The tale I was planning to tell is complete enough in and of itself, but it starts in the wrong place and is either irrelevant or repetitive in relation to the grand arc of the Federation’s overall plot. It’s a story best told later, as a tie-in that explores some previously offscreen events in greater depth. Writing the first Federation stories to be released to the world means I need to be writing on the Grand Arc.

[[Spoilers Ahoy!]]

The timeline of the Federation is immense, and the arc will take a long time to complete, compared to the lifetime of any individual resident. Galactic events happen on galactic scales, and while some of them are swift and close together, others are on timescales far beyond the usual. The tale of the Galactic Federation is the story of a civilisation, peaceful and exploratory; of a culture and a code, cooperation and respect. It’s a civilisation that meets its opposite number in the depths of space, a foe whose culture is to conquer at any cost. It’s the story of the conflict, and of how far the Federation can go to survive without becoming the very enemy they’re fighting against. Told from a human perspective (since I and my readers are human), the key events go something like this:

  • First Contact. The Federation meet and greet humanity as we take our first baby steps to the stars. Humanity’s reaction to this is… complicated. Dayna’s first story takes place here, an officer of the Solar Police at a turning point in history.
  • Piracy.
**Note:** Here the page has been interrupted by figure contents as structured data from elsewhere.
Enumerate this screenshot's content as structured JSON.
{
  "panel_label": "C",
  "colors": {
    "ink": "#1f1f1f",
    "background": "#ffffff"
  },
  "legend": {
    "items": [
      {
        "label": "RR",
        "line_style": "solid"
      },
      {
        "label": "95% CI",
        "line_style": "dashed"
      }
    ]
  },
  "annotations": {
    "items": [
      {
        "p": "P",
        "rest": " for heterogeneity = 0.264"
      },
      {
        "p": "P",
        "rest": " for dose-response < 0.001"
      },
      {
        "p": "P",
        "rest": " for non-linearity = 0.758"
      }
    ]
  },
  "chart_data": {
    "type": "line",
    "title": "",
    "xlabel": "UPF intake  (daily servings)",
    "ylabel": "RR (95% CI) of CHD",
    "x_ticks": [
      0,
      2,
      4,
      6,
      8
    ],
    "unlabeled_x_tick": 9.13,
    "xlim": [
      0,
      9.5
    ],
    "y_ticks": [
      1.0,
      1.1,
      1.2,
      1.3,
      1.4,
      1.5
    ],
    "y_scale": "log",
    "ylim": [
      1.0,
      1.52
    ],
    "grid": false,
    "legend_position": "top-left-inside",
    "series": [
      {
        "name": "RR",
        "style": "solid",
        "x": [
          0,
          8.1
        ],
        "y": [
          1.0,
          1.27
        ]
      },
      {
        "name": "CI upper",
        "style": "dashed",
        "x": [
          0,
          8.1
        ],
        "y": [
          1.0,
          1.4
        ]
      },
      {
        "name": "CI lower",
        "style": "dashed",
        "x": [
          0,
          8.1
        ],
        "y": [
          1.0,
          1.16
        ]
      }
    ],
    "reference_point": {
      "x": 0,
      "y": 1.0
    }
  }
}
Hundreds of years later, the Federation develops an apparently minor pirate problem. Dayna awakens again, and she isn’t the only survivor from her time; their experiences demonstrate the Federation’s development and our own species’ development within it. This is also Siris’ era.
  • War. That pirate problem? Probably not just pirates. Many of the characters from the Piracy section join the suddenly-expanded army as the Federation rushes to militarise in self-defence. This is the key event ending the Piracy stage: most stories probably won’t continue much past this point.
  • Victory. War has ravaged the galaxy, and the two sides are fighting to a bloody mutual annihilation. It falls to Tsien and her siblings, and their pilots, to decide the fate of the Federation — but everything in their lives is designed to make them almost the very thing the Federation is fighting against. The price of this victory will be reckoned in conscience and in blood.
  • Origins. With the Grand Arc complete, there’s one last story to be told: the tale of how it all began. This is the story of E’hai of the Depths.

These key points are the framework for the stories I need to tell first. Which means that if I’m going to write Dayna, I have to begin with First Contact. That’s where the real story lies, at least for now.